If we go back to the beginning of this chapter we find that one of the first things that Jesus says is "you are the light of world, let your light shine before others, so they may see your good works and give glory to your Father in heaven". In the Greek both this verse and one about being perfect as God is perfect are emphatic sayings — Jesus is saying you let your light shine, you be perfect. There are no excuses and my goodness do we come up with some excuses that seem so reasonable.
There is the excuse of the rational thinker who thinks well of course it is logical that if someone injures you then it must be repaid by an equal pain. The punishment must fit the crime. An eye for an eye makes perfect sense and certainly stops the cycle of revenge killing. Once it is agreed that wrong has been done then doing unto the other as you think they deserve makes perfect sense. There is the excuse of the chronic victim whose whole identity is tied up with the wrong done to them and they find it impossible to let go and love. This is an extraordinarily painful place to be and people need a great deal of help and patience to shift this dominate story in their life.

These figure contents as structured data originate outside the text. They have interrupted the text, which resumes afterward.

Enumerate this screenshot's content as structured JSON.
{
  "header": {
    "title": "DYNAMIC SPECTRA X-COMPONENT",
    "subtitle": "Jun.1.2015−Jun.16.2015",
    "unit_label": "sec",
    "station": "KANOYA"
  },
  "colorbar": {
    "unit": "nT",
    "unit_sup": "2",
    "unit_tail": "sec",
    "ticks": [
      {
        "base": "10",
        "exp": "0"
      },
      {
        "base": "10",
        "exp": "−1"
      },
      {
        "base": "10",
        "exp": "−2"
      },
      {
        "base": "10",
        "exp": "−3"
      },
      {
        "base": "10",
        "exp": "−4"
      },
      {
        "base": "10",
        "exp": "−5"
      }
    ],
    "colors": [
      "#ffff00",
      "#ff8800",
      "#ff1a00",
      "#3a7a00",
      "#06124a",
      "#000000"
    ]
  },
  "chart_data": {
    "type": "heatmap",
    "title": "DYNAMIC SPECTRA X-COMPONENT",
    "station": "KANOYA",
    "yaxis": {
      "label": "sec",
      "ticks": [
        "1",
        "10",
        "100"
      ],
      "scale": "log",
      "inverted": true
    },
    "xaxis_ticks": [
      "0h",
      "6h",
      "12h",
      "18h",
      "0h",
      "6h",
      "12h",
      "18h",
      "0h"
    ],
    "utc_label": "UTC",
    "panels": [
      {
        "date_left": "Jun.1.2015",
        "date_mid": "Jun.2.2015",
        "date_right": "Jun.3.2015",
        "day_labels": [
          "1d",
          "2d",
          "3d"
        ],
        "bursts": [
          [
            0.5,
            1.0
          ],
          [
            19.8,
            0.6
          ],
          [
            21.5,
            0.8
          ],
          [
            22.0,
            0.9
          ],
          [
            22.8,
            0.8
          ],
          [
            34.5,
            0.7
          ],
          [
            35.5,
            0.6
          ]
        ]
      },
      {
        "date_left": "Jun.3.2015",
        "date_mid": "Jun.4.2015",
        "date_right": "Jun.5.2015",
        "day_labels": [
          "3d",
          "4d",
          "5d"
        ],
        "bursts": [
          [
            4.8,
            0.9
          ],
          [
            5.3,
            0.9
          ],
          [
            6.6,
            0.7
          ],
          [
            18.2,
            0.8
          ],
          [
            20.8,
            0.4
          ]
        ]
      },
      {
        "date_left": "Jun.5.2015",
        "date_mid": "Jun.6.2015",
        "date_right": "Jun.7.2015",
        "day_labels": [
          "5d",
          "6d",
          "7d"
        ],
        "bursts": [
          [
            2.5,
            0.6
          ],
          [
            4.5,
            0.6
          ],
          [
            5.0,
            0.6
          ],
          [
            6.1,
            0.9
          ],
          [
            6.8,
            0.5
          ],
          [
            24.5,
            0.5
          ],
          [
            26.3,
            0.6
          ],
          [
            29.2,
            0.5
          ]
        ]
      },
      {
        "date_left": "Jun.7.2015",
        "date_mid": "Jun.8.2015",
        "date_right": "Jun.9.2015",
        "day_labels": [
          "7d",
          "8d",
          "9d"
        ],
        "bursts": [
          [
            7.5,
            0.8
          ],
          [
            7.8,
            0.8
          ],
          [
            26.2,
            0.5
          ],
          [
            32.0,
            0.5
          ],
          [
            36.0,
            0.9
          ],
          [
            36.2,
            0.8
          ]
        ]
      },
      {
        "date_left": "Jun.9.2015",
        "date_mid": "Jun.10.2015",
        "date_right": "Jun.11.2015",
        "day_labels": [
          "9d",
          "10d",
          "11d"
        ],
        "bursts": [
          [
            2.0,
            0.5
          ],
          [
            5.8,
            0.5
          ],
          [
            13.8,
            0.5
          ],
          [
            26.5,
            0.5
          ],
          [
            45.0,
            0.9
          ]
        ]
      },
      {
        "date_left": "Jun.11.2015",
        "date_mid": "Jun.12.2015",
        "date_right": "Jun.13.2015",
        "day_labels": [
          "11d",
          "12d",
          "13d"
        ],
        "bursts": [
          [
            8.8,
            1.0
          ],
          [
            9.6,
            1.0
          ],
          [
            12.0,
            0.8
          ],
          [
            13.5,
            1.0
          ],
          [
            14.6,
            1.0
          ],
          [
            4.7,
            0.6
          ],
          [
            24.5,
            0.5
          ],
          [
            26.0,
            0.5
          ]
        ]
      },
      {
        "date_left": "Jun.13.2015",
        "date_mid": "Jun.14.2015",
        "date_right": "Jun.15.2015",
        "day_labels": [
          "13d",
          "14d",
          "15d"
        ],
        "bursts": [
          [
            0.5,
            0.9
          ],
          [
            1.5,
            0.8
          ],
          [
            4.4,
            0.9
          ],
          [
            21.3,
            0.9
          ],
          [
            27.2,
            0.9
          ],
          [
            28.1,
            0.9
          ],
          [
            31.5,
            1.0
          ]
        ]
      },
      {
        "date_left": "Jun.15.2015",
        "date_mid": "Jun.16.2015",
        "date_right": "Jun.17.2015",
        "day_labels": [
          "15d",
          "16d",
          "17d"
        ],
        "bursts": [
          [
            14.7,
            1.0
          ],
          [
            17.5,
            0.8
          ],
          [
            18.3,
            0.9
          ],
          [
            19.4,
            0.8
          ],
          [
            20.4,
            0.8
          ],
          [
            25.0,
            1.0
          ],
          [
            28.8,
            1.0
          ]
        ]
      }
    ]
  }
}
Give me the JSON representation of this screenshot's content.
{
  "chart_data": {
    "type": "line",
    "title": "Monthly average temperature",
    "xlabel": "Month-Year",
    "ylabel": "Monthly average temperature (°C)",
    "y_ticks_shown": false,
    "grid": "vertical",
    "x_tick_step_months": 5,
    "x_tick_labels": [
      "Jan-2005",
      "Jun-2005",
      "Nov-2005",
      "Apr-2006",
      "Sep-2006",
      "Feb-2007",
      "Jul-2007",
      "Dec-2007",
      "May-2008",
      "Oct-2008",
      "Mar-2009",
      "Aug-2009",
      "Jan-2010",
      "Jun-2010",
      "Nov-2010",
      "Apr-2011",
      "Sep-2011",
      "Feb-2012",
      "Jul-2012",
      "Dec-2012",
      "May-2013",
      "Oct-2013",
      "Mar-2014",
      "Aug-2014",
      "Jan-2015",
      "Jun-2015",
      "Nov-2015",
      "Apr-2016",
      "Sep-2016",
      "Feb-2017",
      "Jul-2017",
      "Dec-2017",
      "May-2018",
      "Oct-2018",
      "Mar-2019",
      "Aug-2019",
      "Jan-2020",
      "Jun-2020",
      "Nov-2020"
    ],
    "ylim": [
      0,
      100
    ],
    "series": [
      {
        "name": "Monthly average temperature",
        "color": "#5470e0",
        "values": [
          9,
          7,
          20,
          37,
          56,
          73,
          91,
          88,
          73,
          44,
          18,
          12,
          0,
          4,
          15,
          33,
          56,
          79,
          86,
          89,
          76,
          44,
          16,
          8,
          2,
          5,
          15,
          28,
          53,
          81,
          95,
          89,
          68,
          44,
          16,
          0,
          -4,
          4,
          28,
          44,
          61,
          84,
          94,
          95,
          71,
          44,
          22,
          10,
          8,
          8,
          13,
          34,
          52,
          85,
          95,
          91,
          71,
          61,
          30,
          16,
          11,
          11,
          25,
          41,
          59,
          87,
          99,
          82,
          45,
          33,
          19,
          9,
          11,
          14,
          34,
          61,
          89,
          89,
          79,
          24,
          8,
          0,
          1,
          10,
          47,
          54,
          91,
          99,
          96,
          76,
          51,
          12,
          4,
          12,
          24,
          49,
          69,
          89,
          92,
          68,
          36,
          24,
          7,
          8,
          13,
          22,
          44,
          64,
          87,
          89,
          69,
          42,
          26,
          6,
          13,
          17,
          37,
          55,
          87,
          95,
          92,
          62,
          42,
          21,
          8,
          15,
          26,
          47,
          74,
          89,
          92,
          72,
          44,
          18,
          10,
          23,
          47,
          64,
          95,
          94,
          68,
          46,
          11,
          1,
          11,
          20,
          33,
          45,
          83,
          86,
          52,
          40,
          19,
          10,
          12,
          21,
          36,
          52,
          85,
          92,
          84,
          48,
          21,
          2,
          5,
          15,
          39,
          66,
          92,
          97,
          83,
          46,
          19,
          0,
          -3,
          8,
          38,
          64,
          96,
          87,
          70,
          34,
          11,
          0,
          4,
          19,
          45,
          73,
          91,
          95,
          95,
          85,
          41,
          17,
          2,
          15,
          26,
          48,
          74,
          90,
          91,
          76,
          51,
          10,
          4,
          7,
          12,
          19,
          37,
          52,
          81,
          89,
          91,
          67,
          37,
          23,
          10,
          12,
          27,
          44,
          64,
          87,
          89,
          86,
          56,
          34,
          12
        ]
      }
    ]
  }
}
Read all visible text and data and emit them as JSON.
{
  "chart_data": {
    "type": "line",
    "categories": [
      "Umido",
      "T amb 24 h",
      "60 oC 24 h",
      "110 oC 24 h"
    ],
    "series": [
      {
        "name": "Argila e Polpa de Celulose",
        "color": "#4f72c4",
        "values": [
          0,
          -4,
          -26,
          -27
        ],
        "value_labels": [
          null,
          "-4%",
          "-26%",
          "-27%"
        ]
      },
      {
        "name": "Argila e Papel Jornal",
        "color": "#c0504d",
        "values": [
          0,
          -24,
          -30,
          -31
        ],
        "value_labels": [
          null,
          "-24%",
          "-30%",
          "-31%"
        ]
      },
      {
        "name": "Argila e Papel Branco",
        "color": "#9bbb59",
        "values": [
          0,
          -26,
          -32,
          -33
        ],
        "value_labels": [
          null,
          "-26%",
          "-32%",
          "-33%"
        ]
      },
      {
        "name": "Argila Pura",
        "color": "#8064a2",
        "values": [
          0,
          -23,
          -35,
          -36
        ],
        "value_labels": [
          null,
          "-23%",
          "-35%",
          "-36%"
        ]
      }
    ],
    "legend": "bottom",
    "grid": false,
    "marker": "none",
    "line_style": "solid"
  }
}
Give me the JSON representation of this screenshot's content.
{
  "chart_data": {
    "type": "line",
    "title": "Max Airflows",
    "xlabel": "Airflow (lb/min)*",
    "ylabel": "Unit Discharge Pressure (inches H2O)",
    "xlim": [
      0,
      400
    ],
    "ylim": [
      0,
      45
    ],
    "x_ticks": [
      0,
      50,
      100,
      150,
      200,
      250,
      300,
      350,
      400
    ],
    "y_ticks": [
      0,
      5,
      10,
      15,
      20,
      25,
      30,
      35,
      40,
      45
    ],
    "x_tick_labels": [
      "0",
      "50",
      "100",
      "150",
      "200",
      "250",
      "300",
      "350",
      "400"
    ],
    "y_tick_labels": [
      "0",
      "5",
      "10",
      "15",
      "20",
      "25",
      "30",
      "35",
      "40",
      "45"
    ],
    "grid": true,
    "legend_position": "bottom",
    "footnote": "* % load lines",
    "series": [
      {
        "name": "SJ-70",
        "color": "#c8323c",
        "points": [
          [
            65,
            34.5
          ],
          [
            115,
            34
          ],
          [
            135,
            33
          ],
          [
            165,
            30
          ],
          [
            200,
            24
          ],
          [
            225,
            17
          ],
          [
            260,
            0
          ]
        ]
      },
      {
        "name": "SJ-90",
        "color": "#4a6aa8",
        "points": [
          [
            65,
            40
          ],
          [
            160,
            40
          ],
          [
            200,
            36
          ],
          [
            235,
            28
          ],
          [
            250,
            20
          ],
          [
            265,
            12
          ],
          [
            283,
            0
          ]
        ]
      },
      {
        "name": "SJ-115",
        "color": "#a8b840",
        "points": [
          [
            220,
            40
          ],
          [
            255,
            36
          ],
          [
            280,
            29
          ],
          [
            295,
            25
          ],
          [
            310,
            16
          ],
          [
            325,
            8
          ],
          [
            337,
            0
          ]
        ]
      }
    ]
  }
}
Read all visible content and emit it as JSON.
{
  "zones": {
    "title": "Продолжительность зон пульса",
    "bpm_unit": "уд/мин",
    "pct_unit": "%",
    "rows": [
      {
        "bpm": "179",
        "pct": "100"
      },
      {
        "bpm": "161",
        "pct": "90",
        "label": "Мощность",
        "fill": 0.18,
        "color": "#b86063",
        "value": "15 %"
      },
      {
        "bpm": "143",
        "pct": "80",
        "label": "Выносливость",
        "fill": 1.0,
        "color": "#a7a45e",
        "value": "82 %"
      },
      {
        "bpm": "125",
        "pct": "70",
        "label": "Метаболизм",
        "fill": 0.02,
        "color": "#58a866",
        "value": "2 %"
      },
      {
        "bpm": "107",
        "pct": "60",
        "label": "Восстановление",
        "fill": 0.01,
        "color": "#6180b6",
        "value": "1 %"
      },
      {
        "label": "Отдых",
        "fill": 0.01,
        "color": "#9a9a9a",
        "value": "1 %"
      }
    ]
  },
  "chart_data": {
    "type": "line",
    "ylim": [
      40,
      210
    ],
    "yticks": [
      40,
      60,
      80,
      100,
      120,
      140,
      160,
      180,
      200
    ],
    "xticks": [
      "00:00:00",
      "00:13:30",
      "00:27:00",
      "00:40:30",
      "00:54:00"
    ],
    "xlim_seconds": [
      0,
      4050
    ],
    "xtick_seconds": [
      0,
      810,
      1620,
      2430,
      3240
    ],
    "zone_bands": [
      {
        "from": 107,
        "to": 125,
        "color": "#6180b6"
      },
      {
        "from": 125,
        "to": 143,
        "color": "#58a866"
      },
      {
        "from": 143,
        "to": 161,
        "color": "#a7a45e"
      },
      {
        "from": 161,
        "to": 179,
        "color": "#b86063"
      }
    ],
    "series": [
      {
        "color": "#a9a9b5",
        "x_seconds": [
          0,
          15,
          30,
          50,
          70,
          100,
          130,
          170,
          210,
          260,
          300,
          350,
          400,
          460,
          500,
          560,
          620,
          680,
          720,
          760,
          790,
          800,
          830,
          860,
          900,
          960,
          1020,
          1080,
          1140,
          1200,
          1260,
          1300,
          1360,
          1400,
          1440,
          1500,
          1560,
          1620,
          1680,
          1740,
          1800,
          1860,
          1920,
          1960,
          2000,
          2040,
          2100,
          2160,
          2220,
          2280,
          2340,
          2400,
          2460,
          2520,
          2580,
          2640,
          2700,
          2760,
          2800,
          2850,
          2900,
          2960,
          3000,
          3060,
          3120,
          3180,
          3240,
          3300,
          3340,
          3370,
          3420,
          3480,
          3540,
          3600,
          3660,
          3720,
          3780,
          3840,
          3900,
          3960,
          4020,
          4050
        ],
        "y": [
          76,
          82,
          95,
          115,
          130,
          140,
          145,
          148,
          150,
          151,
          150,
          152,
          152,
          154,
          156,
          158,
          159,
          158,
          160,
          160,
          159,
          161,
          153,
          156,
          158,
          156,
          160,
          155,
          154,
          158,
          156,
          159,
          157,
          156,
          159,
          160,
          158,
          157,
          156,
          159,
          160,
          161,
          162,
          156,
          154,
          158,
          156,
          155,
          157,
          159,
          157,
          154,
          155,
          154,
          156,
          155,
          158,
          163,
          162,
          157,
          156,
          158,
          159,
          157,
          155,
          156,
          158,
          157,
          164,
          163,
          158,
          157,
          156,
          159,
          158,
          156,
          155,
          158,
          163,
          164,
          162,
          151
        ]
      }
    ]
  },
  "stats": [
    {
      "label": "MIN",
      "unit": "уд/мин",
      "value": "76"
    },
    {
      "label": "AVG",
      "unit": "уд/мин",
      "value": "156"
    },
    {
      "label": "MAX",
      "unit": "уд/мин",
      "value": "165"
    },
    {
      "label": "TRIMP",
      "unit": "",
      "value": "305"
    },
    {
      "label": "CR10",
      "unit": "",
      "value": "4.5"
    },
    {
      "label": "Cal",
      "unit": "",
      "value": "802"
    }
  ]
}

There is the excuse of the anxious and fearful. This one is probably at the base of all those rusted on layers and all our excuses. We fear what will happen if we simply let go. What is reality like when we let go and let God's love work through us? When we give up judgment, condemnation and resentment? What lies beneath? We can apply this question to any person from the past or present. We can apply it to any issue with which we struggle. I encourage us all to break through into the light within and find out for ourselves.
Jesus does give us a powerful tool to break through our barriers and our excuses. He says — pray for your enemies, pray for those who you believe do you wrong. Like the practise of gratitude this is a reality shifter. It literally changes the way you look at the world. Not only that God sees your intention and honours your faithfulness. If you have anything against someone, either from the past or the present, take the time to pray for them. If someone has hurt you badly and the pain of that is crippling pray for them. Ask God to give them health, prosperity and happiness. Ask God to pour down blessing upon them.
Now this may stick in your gullet. You may feel like a fraud as you say it. You may say it but feel overwhelmed with negative feelings. As a friend of mine put it — I'd rather pray that that bloke gets everything he deserves. However persevere with the positive intention and prayer and do it regularly, daily if possible. Something begins to shift inside. The layers begin to unravel and we find a place of serenity, acceptance and love. We can find that place where we can love the person even though we do not condone or accept their actions. And we can have the knowledge that we are building relationships that are healed and whole. We find we are walking in the light.